To allow for ticket revocation even in the face of failures from all participants and matcher, we can design a script for the ticket submission output (output 0 of the SSTx) redeemable either by the matcher (signing the corresponding input of an SSGen or SSRTx) or by anyone. That is achieved by using a P2SH address in the ticket and a specially crafted and known in advance redeem script:

OP_IF
  OP_DUP OP_HASH160 [pool-phk-hash] OP_EQUALVERIFY OP_CHECKSIG
OP_ELSE
  [revocationRelLockTime] OP_CHECKSEQUENCEVERIFY
OP_ENDIF

The semantics for this smart contract is that a revocation transaction can be crafted either by signing the input with the appropriate private key OR by setting an appropriate value for the txin sequence field.

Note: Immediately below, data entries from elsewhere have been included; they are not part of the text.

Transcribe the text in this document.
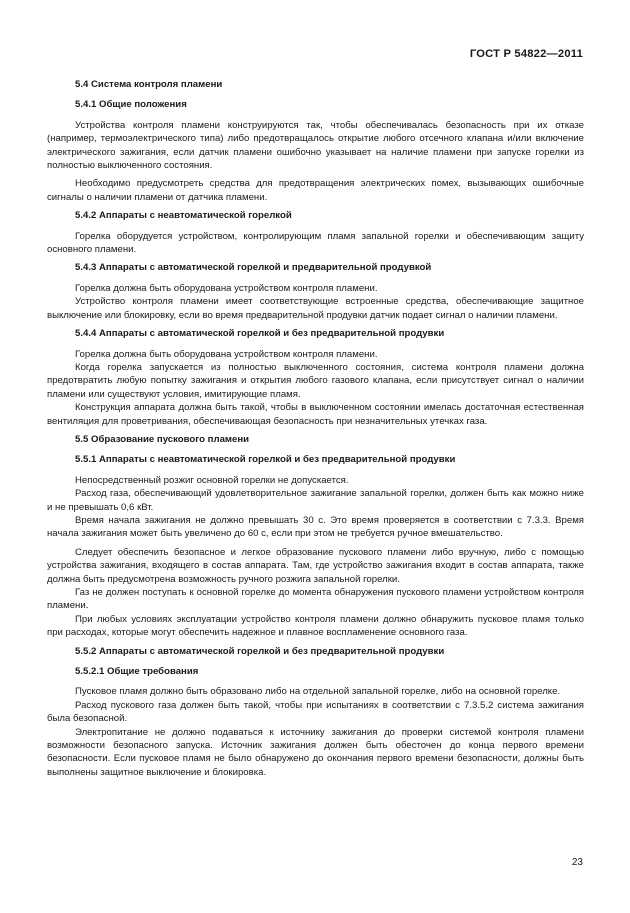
ГОСТ Р 54822—2011
5.4 Система контроля пламени
5.4.1 Общие положения

Устройства контроля пламени конструируются так, чтобы обеспечивалась безопасность при их отказе (например, термоэлектрического типа) либо предотвращалось открытие любого отсечного клапана и/или включение электрического зажигания, если датчик пламени ошибочно указывает на наличие пламени при запуске горелки из полностью выключенного состояния.

Необходимо предусмотреть средства для предотвращения электрических помех, вызывающих ошибочные сигналы о наличии пламени от датчика пламени.

5.4.2 Аппараты с неавтоматической горелкой

Горелка оборудуется устройством, контролирующим пламя запальной горелки и обеспечивающим защиту основного пламени.

5.4.3 Аппараты с автоматической горелкой и предварительной продувкой

Горелка должна быть оборудована устройством контроля пламени.

Устройство контроля пламени имеет соответствующие встроенные средства, обеспечивающие защитное выключение или блокировку, если во время предварительной продувки датчик подает сигнал о наличии пламени.

5.4.4 Аппараты с автоматической горелкой и без предварительной продувки

Горелка должна быть оборудована устройством контроля пламени.

Когда горелка запускается из полностью выключенного состояния, система контроля пламени должна предотвратить любую попытку зажигания и открытия любого газового клапана, если присутствует сигнал о наличии пламени или существуют условия, имитирующие пламя.

Конструкция аппарата должна быть такой, чтобы в выключенном состоянии имелась достаточная естественная вентиляция для проветривания, обеспечивающая безопасность при незначительных утечках газа.

5.5 Образование пускового пламени
5.5.1 Аппараты с неавтоматической горелкой и без предварительной продувки

Непосредственный розжиг основной горелки не допускается.

Расход газа, обеспечивающий удовлетворительное зажигание запальной горелки, должен быть как можно ниже и не превышать 0,6 кВт.

Время начала зажигания не должно превышать 30 с. Это время проверяется в соответствии с 7.3.3. Время начала зажигания может быть увеличено до 60 с, если при этом не требуется ручное вмешательство.

Следует обеспечить безопасное и легкое образование пускового пламени либо вручную, либо с помощью устройства зажигания, входящего в состав аппарата. Там, где устройство зажигания входит в состав аппарата, также должна быть предусмотрена возможность ручного розжига запальной горелки.

Газ не должен поступать к основной горелке до момента обнаружения пускового пламени устройством контроля пламени.

При любых условиях эксплуатации устройство контроля пламени должно обнаружить пусковое пламя только при расходах, которые могут обеспечить надежное и плавное воспламенение основного газа.

5.5.2 Аппараты с автоматической горелкой и без предварительной продувки
5.5.2.1 Общие требования

Пусковое пламя должно быть образовано либо на отдельной запальной горелке, либо на основной горелке.

Расход пускового газа должен быть такой, чтобы при испытаниях в соответствии с 7.3.5.2 система зажигания была безопасной.

Электропитание не должно подаваться к источнику зажигания до проверки системой контроля пламени возможности безопасного запуска. Источник зажигания должен быть обесточен до конца первого времени безопасности. Если пусковое пламя не было обнаружено до окончания первого времени безопасности, должны быть выполнены защитное выключение и блокировка.

23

Ordinarily, an UTXO using this script would be spendable by anyone and allow the coins to be sent to any other address, however the consensus rules for stake transactions ensure that the funds of an SSTx can be spent only on a very specific way, to wit:

  • Funds from the outputs of an SSTx can only be spent by an SSGen or SSRTx
  • Funds from an SSTx can only be sent to the addresses of the stake commitment outputs (odd-numbered outputs)
  • Rewards of an SSGen must always be distributed proportionally to the commitment amounts
  • Fees payable on an SSRtx are limited to a maximum amount (fee allowance) encoded in the commitment output

Stake transactions not following these rules cannot be mined on a block and are considered invalid. Therefore, the above script can be used as a redeem script of tickets, such that the ticket can be revoked if missed/expired by anyone (as long as the particular script used by a pool is known).

The advantage of using the above script over simply storing the revocation is that the script can be known ahead of time (or is otherwise deducible from previous submitted transactions), it is smaller to store, may be reused among multiple tickets and removes the need for the pool to ever disclose any of its private keys.

The only drawback of having to execute the ELSE branch of the above script is the possibility of paying a slightly increased amount of transaction fees (up to the individual limits of the ticket commitments) which in a default ticket commitment as generated by the current version of dcrwallet is ~0.16 DCR (0x18 limit byte).

The revocationRelLockTime value must be chosen such that there is opportunity to send the previously signed revocation transaction (with the reduced tx fee) before anyone (possibly a miner interested in the higher fees) sends the unlocked revocation tx. Also, it must ensure that a vote cannot be cast before end of the ticket expiration window. Therefore, a value of TicketExpiry + 7 days-worth-of-blocks (or some other similar time) could be selected.

Example of revocation using the above script:

https://testnet.dcrdata.org/api/tx/decoded/52cc60a2008b64d9e558be34a25820995a38b0c05fd735c578f238d7517752f0?indent=true

(notice on the above the sequence value is not the one that should be used in production - it was chosen only to test the script in a more timely fashion).

Outstanding Issues

  • How to prevent spam?
    • Require signing the outpoints to be used during addOutputs()? Or require the outpoints on Participate()?